Mme la sous-ministre semble ignorer ces deux dispositions pourtant fondamentales. Peut-être pense-t-elle tenir son portefeuille de la grâce du chef de l'État. Mais ceci caractériserait un régime présidentiel. Et celui-ci n'exista en France que sous l'éphémère Seconde République.
De toute évidence les représentants élus de la nation paraissent à notre sous-ministre roupie de sansonnet.
Mais on doit relever plus grave encore.
Le prétendu "débat" sur l'identité nationale n'a été ni réclamé ni organisé ni par les royalistes ni par les fédéralistes, ni par les libéraux ni par les régionalistes, ni par les nationalistes barrésiens ou maurrassiens. Il semble, au départ, ne concerner que les jacobins. Comme à leur habitude, ces gens bousillent toute discussion, en attendant, un peu plus tard, de se guillotiner les uns les autres.
Ils ont certes introduit un climat relativement délétère. Chose extraordinaire, ils interdisent d'expression la frange de l'électorat qu'en théorie ils se proposent de séduire. Votez pour nos listes, mais taisez-vous. Le but du jeu consiste à adjoindre en gros 8 à 10 % de l'électorat, aux 28 % obtenus par l'UMP aux européennes de 2009 afin de reconquérir en 2010 une partie des 20 régions sur 22 détenues par la gauche.
Les hommes politiques et les électeurs qui n'appartiennent ni à la gauche socialo-communiste ni à la majorité parlementaire ne semblent pas dupes de l'opération. Mme Le Pen parle délicatement "d'enfumage". François Bayrou souligne de son point de vue l'impudicité de ce pseudo-débat. "Cet incident, c'est la conclusion logique de la manière dont en France on est en train d'exciter une partie de la population contre l'autre. Les dérapages sont inévitables. S'il y a des dérapages au sein d'un groupe parlementaire normalement très policé, imaginez ce que c'est dans les conversations de voisinage". [Je dirais à M. Bayrou que nous n'avons pas besoin "d'imaginer" ce qu'il en est : il suffit d'écouter les gens s'exprimer tous les jours, au bistrot ou chez le coiffeur. La bonde a été ouverte, l'eau s'écoule à flot.]
Et Mme Berra ose dire qu'elle estime que "ce débat (sur l'identité) trouve plus que jamais sa nécessité". Mais enfin, Madame, qu'entendez-vous par "débat", si ceux qui pensent autrement que vous ne disposent pas du droit de s'exprimer ?
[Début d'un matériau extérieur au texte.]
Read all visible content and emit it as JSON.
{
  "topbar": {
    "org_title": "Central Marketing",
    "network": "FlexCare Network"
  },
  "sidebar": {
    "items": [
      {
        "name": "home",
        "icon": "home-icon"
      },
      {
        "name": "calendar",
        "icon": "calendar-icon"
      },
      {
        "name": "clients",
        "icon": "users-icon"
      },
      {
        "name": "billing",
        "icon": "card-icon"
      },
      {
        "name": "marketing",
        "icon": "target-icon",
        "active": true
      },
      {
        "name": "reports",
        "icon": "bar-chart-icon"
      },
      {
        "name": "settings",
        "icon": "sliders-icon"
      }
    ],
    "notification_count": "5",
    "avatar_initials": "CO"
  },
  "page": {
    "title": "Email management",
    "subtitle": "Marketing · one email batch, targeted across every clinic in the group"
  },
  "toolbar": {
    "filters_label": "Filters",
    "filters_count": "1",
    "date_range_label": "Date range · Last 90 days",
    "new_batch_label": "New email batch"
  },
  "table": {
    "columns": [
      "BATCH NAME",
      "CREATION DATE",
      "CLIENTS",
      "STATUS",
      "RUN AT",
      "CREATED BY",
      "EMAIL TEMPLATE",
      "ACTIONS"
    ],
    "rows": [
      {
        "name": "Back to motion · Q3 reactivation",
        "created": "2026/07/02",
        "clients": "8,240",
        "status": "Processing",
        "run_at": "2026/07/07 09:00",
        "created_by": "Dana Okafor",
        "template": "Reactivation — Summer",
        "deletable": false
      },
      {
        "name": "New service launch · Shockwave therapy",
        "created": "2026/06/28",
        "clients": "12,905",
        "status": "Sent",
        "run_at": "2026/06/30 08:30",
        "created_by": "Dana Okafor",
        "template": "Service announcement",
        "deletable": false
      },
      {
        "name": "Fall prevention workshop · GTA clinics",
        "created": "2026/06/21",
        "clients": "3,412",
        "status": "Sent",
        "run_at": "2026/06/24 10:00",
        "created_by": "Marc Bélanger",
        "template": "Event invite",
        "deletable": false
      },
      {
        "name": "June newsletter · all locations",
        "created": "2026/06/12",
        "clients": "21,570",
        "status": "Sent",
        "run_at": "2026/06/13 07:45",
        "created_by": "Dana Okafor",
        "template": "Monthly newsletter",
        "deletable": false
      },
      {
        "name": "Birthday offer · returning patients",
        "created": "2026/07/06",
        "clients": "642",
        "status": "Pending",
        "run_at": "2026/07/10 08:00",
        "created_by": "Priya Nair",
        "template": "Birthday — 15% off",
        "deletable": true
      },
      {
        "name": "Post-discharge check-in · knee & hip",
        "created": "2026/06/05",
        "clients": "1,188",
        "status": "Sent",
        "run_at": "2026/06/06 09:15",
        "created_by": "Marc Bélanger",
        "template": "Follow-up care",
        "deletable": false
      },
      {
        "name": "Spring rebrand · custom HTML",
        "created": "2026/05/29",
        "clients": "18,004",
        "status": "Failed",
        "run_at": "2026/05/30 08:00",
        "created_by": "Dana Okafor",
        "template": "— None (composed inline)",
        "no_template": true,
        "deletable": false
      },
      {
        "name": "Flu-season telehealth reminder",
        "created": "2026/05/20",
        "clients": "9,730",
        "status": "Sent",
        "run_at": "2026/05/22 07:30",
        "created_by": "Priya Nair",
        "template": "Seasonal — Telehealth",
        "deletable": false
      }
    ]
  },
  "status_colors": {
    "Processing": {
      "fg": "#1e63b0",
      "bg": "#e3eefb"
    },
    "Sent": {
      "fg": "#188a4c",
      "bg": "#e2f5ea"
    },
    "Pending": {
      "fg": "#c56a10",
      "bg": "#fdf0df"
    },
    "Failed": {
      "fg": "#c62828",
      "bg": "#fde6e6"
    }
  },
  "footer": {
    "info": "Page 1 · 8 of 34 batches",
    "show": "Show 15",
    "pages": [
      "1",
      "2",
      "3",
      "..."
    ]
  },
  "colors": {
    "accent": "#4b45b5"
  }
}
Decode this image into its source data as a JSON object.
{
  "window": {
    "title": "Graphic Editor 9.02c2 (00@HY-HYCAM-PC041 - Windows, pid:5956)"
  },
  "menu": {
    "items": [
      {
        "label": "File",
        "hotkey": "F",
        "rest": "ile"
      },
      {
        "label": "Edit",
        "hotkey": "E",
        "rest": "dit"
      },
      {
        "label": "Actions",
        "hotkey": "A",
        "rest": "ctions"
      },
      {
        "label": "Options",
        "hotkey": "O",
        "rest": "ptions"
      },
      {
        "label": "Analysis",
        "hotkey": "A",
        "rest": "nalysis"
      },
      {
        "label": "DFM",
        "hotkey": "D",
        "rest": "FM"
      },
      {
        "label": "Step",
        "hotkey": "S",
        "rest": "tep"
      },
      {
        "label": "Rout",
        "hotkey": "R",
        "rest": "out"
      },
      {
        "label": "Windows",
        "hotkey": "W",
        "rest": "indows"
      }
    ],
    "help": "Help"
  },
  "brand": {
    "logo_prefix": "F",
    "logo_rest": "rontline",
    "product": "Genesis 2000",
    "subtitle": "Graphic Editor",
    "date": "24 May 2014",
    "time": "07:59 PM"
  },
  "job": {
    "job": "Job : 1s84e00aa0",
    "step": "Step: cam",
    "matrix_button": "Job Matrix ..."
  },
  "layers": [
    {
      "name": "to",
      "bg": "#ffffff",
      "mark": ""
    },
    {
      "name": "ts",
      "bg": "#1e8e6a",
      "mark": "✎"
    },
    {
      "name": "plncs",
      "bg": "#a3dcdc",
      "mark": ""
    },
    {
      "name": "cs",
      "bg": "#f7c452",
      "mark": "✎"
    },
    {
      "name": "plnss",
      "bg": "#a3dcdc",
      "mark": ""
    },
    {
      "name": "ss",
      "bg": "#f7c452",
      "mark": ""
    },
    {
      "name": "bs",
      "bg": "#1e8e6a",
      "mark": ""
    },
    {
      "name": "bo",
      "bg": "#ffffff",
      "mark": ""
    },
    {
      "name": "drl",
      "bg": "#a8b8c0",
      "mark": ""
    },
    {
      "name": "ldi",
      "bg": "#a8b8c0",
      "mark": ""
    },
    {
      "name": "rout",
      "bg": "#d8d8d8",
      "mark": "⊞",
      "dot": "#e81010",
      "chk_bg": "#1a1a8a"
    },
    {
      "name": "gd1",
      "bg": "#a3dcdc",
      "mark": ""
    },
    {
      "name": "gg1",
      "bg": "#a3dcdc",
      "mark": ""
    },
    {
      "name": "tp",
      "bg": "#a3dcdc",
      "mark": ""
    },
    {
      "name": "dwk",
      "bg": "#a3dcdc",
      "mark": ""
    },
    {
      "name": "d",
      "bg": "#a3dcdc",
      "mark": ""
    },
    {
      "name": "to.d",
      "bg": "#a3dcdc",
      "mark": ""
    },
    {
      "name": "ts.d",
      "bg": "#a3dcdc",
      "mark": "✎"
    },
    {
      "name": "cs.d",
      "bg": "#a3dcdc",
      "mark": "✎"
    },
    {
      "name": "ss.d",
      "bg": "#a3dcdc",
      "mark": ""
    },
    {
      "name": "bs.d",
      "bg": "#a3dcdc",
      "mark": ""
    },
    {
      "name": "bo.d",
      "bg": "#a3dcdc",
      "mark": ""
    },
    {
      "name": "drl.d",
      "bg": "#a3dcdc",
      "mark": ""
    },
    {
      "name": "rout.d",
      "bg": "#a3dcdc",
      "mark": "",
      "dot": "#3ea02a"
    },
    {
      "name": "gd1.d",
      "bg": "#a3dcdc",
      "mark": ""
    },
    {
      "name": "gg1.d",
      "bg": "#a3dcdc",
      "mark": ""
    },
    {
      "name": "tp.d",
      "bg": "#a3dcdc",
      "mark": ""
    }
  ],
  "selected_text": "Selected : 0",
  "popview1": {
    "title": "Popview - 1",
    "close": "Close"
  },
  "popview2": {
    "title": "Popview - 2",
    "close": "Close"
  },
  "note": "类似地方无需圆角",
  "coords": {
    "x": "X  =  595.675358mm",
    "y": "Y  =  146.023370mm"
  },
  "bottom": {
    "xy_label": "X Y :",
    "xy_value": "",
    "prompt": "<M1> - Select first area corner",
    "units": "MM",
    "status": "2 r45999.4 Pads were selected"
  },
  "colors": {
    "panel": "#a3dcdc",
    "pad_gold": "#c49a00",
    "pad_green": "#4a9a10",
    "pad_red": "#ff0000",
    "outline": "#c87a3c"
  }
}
Car, plutôt que de présenter ses excuses aux parlementaires de la majorité qui investit son gouvernement, Mme Berra, a osé affirmer sur Europe 1 : "Plutôt que répondre je voulais donner un signal fort".
Elle "voulait donner un signal fort" ? Mission accomplie ! Tout le monde a pu mesurer en effet la force de sa goujaterie.
Cofondatrice d'un club Convergences elle lui assigne pour objectif de populariser les réussites de personnes issues de l'immigration. Y est-elle parvenue ? Donne-t-elle seulement une image respectable de son propre parcours. On apprenait l'été dernier (2) que la secrétaire d'État avait perçu des indemnités pour congés maladie tout en exerçant ses mandats politiques. Le Progrès de Lyon répondait alors que le Code du travail donne raison à Nora Berra. Mais qu'en pensent les cotisants des régimes sociaux et les contribuables ?
Les électeurs avertis penseront quant à eux que Nora Berra doit présenter des excuses ou quitter le gouvernement.
JG Malliarakis
Apostilles
- Les curieux consulteront ainsi la page pittoresque qui lui est consacrée : "Il y a finalement une certaine logique à la nomination de Nora Berra au secrétariat d’État aux Aînés. Rien à voir avec sa profession de médecin. Non, madame a juste de sérieux problèmes de mémoire. Surtout quand il s’agit de réciter sa leçon !"
- cf. Canard Enchaîné du 22 juillet 2009.